Enron certainly did have that as Lay, Fastow and Skilling were all doing exceedingly nefarious things and they certainly were working in concert while doing so (Maxwell, 1998; Thomas, 2002). The Law of Empowerment It is commonly known that leaders need to be able to delegate and trust the people to which they delegate. Indeed, in a firm of any size, it is not possible or practical for the leaders to do everything themselves. They need others to do that.

Enron was certainly about that but the people that were empowered were being empowered by the wrong sort of leaders (Maxwell, 1998; Thomas, 2002).
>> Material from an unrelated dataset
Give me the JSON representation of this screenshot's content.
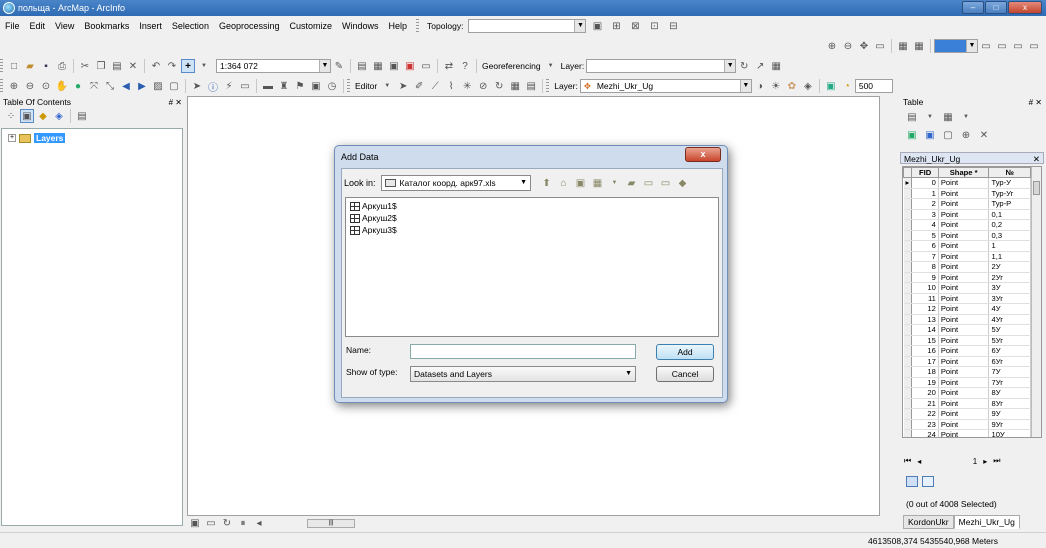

The Law of Reproduction Similar to the law just mentioned, it takes good leaders that are empowering others to create new and strong leaders in their own right. It was mentioned earlier that leaders are not "born" and have to be developed.

That development must be under the tutelage of mentors and more senior executives that have learned the right way to do things and thus can empower others and impart their knowledge to the same (Maxwell, 1998; Thomas, 2002). The Law of Buy-In This one is similar to the leaders needing to "hook" the followers, but a little different. Change and change management is a huge thing for any firm but it is much more complicated when people are tepid or resistant to change.

For any major change that is undertaken by a firm and its leaders, the people of the firm have to sign on to and believe in what is happening and changing. Enron was making changes and certainly had buy-in but many of the changes were presented on false pretenses or were just wrong on their face (Maxwell, 1998; Thomas, 2002). The Law of Victory This one is an obvious one. A good leader finds other leaders employers that can do a good job and then allows them to do it.

With Enron, it was surely a combination of leaders that could not or would not go along with the right path and, regardless, they all failed due to the company falling apart financially (Maxwell, 1998; Thomas, 2002). The Law of Momentum Any good firm has to be moving in a positive direction. If there is no forward progress, no true growth can occur. Enron not only failed to have good momentum, they also lied about the momentum that they had and just made a bad situation worse (Maxwell, 1998; Thomas, 2002).

The Law of Priorities It is also important to know what the true and proper priorities should be. The thing to know about this one is return, reward and required. Enron was not doing what was required and they were not getting proper rewards and return on what they were doing. The appearance of progress and forward movement is, by itself, not proof that anything good is happening (Maxwell, 1998; Thomas, 2002).

The Law of Sacrifice The one thing to know about this law is that leaders must be selfless and must defer to the people they lead in many ways. This clearly was not the case with Enron as the triumvirate of leaders at the firm was clearly being greedy and selfish and this is what led to the demise of both themselves and the firm (Maxwell, 1998; Thomas, 2002). The Law of Timing This is another easy one. Knowing what to do is a good thing.

However, knowing when precisely to do it and why it is another important consideration. Just because a decision is right does not mean it should be done now. Both the event to be executed and when to execute it should be a consideration. The big issue of timing with Enron is that the trio of leaders should have given it up long before they did that the company was not solvent or on the right path. The company could have been saved had those three done that (Maxwell, 1998; Thomas, 2002).

The Law of Explosive Growth This law is about having decent growth to great growth. To get decent growth, this can be done by getting good followers. To get explosive growth, one must learn to lead the leaders. However, the problem with this lesson, and the way it was learned by Enron, is that the same thing can happen in reverse of the followers and leaders in question are doing the wrong things (Maxwell, 1998; Thomas, 2002).

The Law of Legacy Just as leaders should not be selfish, they must also plan for.